After hearing many of the family stories over the years, it was affecting to see how nearby everything was. They could easily have walked from the house where my father-in-law was born and which became their family home after their marriage to visit friends and relatives in the streets nearby. Most of their needs were catered for within a very small area: shops, school, chapel, Free Library, and the Coliseum Theatre, where they took part in the amateur theatricals. The beautiful Aberdare park, where huge processions from the various chapels paraded at Whitsun, was also nearby. Opposite the house is a bus-stop, where, in years gone by, the miners would gather for the bus to the pit, and where they would sometimes sing while they were waiting. This was an integrated life, where people were sure of their place in their community, even though life was a struggle particularly through the years of the Great Depression and the World Wars.
It was upsetting to see Ebenezer Chapel, where the family had worshipped, up for sale, and derelict. The minister at my mother-in-law’s funeral, an Aberdare man himself, spoke of the moral force this Chapel had once had (formidable was the word he used), its influence in the town and marvellous choral singing. An erudite man, he had clearly used this adjective most particularly – the Oxford Dictionary of English defines formidable as inspiring fear or respect through being impressively large, powerful, intense, or capable. Seventeen years ago, when my father-in-law died, I recall the wonderful hymns sung at his funeral there – and the ‘hwyl’ (a Welsh word, roughly translated as soul/enthusiasm/spirit) with which the congregation sang in his honour. At the annual Cymanfa Ganus (hymn-singing festivals) once held here, the chapel was so full that extra chairs had to be set out in the aisles. In fact, the Cymanfa Ganu movement originated in Aberdare in 1859.

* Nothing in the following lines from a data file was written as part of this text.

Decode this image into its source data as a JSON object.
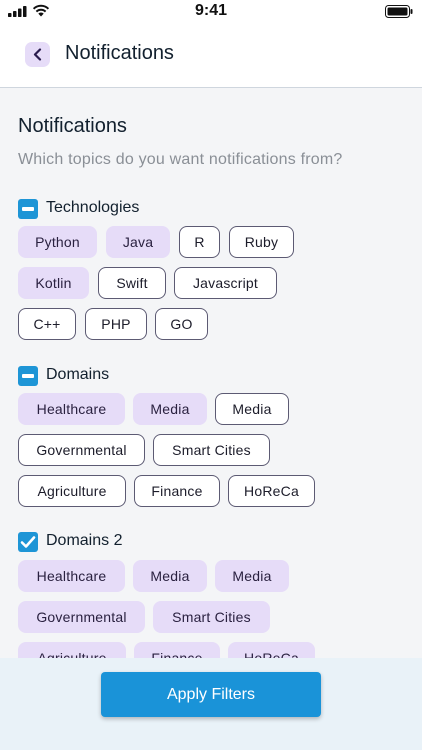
{
  "status_bar": {
    "time": "9:41"
  },
  "header": {
    "title": "Notifications"
  },
  "section": {
    "title": "Notifications",
    "subtitle": "Which topics do you want notifications from?"
  },
  "groups": [
    {
      "label": "Technologies",
      "state": "indeterminate",
      "chips": [
        {
          "label": "Python",
          "selected": true
        },
        {
          "label": "Java",
          "selected": true
        },
        {
          "label": "R",
          "selected": false
        },
        {
          "label": "Ruby",
          "selected": false
        },
        {
          "label": "Kotlin",
          "selected": true
        },
        {
          "label": "Swift",
          "selected": false
        },
        {
          "label": "Javascript",
          "selected": false
        },
        {
          "label": "C++",
          "selected": false
        },
        {
          "label": "PHP",
          "selected": false
        },
        {
          "label": "GO",
          "selected": false
        }
      ]
    },
    {
      "label": "Domains",
      "state": "indeterminate",
      "chips": [
        {
          "label": "Healthcare",
          "selected": true
        },
        {
          "label": "Media",
          "selected": true
        },
        {
          "label": "Media",
          "selected": false
        },
        {
          "label": "Governmental",
          "selected": false
        },
        {
          "label": "Smart Cities",
          "selected": false
        },
        {
          "label": "Agriculture",
          "selected": false
        },
        {
          "label": "Finance",
          "selected": false
        },
        {
          "label": "HoReCa",
          "selected": false
        }
      ]
    },
    {
      "label": "Domains 2",
      "state": "checked",
      "chips": [
        {
          "label": "Healthcare",
          "selected": true
        },
        {
          "label": "Media",
          "selected": true
        },
        {
          "label": "Media",
          "selected": true
        },
        {
          "label": "Governmental",
          "selected": true
        },
        {
          "label": "Smart Cities",
          "selected": true
        },
        {
          "label": "Agriculture",
          "selected": true
        },
        {
          "label": "Finance",
          "selected": true
        },
        {
          "label": "HoReCa",
          "selected": true
        }
      ]
    }
  ],
  "footer": {
    "apply_label": "Apply Filters"
  },
  "colors": {
    "accent": "#1a93d8",
    "chip_selected": "#e6dcf8",
    "chip_border": "#5c5a73"
  }
}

My mother-in-law’s grandfather, miner Richard Wigley, sang tenor in the celebrated South Wales Choral Union (‘Y Côr Mawr’) led by Griffith Rhys Jones (Caradog) of Aberdare, which won prizes in 1872 and 1873 at the Crystal Palace, London.
The religious revivals of the 19th century gave rise to the building of chapels, great and small, all over Wales. They undoubtedly had a binding and guiding influence on the people caught up in the furore of industrial development in South Wales, but today a great many of them are up for sale or closed. As GM Trevelyan, the historian said; “The dead were and are not. Their place knows them no more and is ours today... once, on this earth, once, on this familiar spot of ground, walked other men and women, as actual as we are today, thinking their own thoughts, swayed by their own passions, but now all gone, one generation vanishing into another, gone as utterly as we ourselves shall shortly be gone, like ghosts at cockcrow.”
My in-laws were proud of Aberdare. In its heyday it boasted many large fine and well-used buildings like the Ritz Cinema, the Temperance Hotel, and great Victorian Grammar schools. Today it has a sadly run-down aspect, though plans are afoot for urban regeneration. It has suffered the fate of so many towns where heavy industry and work have moved away. The
Little Theatre, opened in 1931 by the Trecynon Amateur Dramatic Society, is now a storage shed for window-frames, we heard.
But the people of Aberdare are as warm and friendly as ever. We had lunch at Servini’s Café in the town, where Mam and Dad may well have enjoyed an ice-cream when they were children. Afterwards we called in on a relative for several cups of tea and a long chat. Here’s
wishing the people of Aberdare a Happy New Year.